Cleaning And Preprocessing Data In SQL: Users can create ML models in BigQuery with SQL queries. For example, if analysts want to train a logistic regression model, they can do directly in BigQuery ML, which means you can slice your data and also explore different processing options. One user on a forum pointed out that in most cases, developers don’t require to train neural networks, especially for structured data. In this case, cleaning and preprocessing data is relatively smooth in SQL.
More Power To Data Analysts: It gives more power to data analysts who know SQL but don’t have much knowledge of ML frameworks to develop models without any programming knowledge or leveraging additional tools.
Democratises ML: BigQuery ML democratises ML by allowing developers to build models using their existing tools and to increase development speed by eliminating the need for data movement.
Reduced Waiting Time: BigQuery ML significantly increases the speed of model development by eliminating the function of exporting data from the data warehouse. Instead, BigQuery ML brings ML to the data. Analysts no longer need to export small amounts of data to spreadsheets or other applications. Also, the documentation emphasises there is no need to program an ML solution using Python or Java. Models are trained and accessed in BigQuery using SQL — a language data analysts know. Since BigQuery is designed to run queries on Big Data in as little as a few seconds, it is best suited for querying for large datasets.
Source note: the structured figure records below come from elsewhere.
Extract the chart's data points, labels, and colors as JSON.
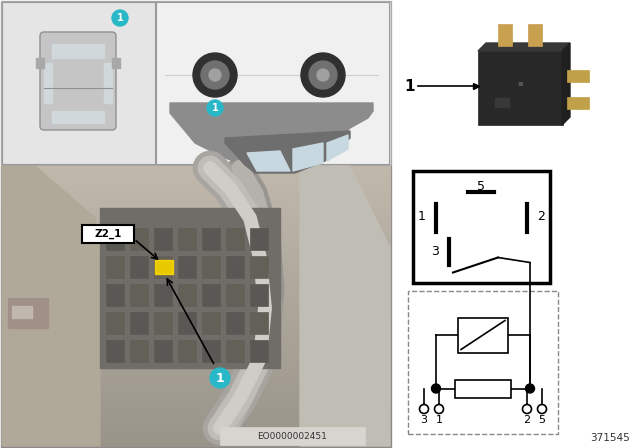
{
  "bg": "#f5f5f5",
  "cyan": "#29b8c8",
  "yellow": "#f0d000",
  "black": "#000000",
  "white": "#ffffff",
  "gray_light": "#d8d8d8",
  "gray_mid": "#b0b0b0",
  "gray_dark": "#808080",
  "panel_bg_top": "#e2e2e2",
  "panel_bg_car": "#ececec",
  "panel_bg_bottom": "#c8c8c4",
  "doc_num": "371545",
  "eo_num": "EO0000002451"
}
However, currently, BigQuery ML only supports two types of models — linear regression for forecasting and logistic regression used for classification purpose.
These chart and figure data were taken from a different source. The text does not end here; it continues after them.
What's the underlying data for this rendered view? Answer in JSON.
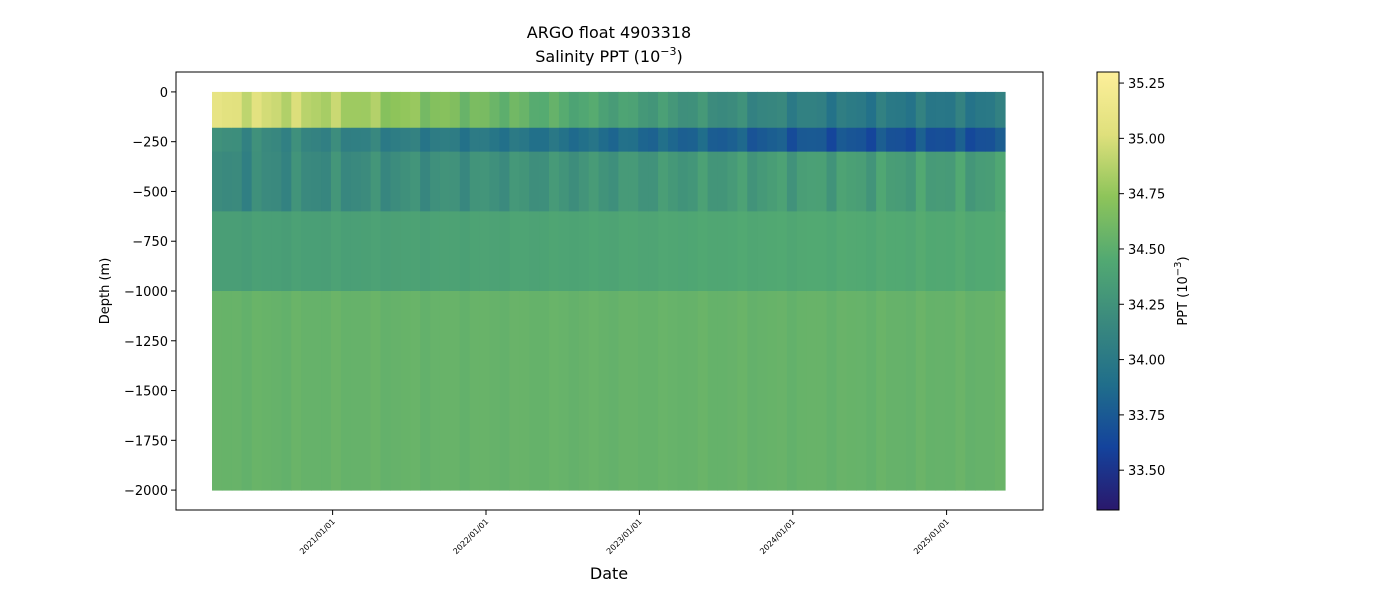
{
  "chart_data": {
    "type": "heatmap",
    "title": "ARGO float 4903318",
    "subtitle_base": "Salinity PPT (10",
    "subtitle_exp": "−3",
    "subtitle_end": ")",
    "xlabel": "Date",
    "ylabel": "Depth (m)",
    "x_range": [
      "2020/03/20",
      "2025/05/20"
    ],
    "ylim": [
      -2100,
      100
    ],
    "y_ticks": [
      0,
      -250,
      -500,
      -750,
      -1000,
      -1250,
      -1500,
      -1750,
      -2000
    ],
    "y_tick_labels": [
      "0",
      "−250",
      "−500",
      "−750",
      "−1000",
      "−1250",
      "−1500",
      "−1750",
      "−2000"
    ],
    "x_ticks": [
      "2021/01/01",
      "2022/01/01",
      "2023/01/01",
      "2024/01/01",
      "2025/01/01"
    ],
    "colorbar": {
      "label_base": "PPT (10",
      "label_exp": "−3",
      "label_end": ")",
      "range": [
        33.32,
        35.3
      ],
      "ticks": [
        33.5,
        33.75,
        34.0,
        34.25,
        34.5,
        34.75,
        35.0,
        35.25
      ],
      "tick_labels": [
        "33.50",
        "33.75",
        "34.00",
        "34.25",
        "34.50",
        "34.75",
        "35.00",
        "35.25"
      ],
      "colormap": "haline",
      "colors": [
        "#2a186c",
        "#14439c",
        "#206e8b",
        "#3a897e",
        "#52a972",
        "#8dc45a",
        "#dfe07c",
        "#fdef9a"
      ]
    },
    "profile_depth_range": [
      -1990,
      0
    ],
    "salinity_layers": [
      {
        "depth_top": 0,
        "depth_bottom": -180,
        "salinity_early": 35.05,
        "salinity_late": 34.0
      },
      {
        "depth_top": -180,
        "depth_bottom": -300,
        "salinity_early": 34.2,
        "salinity_late": 33.7
      },
      {
        "depth_top": -300,
        "depth_bottom": -600,
        "salinity_early": 34.15,
        "salinity_late": 34.35
      },
      {
        "depth_top": -600,
        "depth_bottom": -1000,
        "salinity_early": 34.35,
        "salinity_late": 34.45
      },
      {
        "depth_top": -1000,
        "depth_bottom": -2000,
        "salinity_early": 34.55,
        "salinity_late": 34.55
      }
    ],
    "grid": false
  }
}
Of late, Google BigQuery has emerged as the next viable option after Amazon RedShift, and it is suitable for both OLAP and BI use cases. In fact, 20th Century Fox tested the beta to understand its movie marketing data by running a SQL query for audience analysis, that was appended with a “create model” statement. Google BigQuery ML returned a linear regression model against the query, thereby effectively predicting who would want to see a soon to be released movie. This data was used to reformulate the media planning for the movie.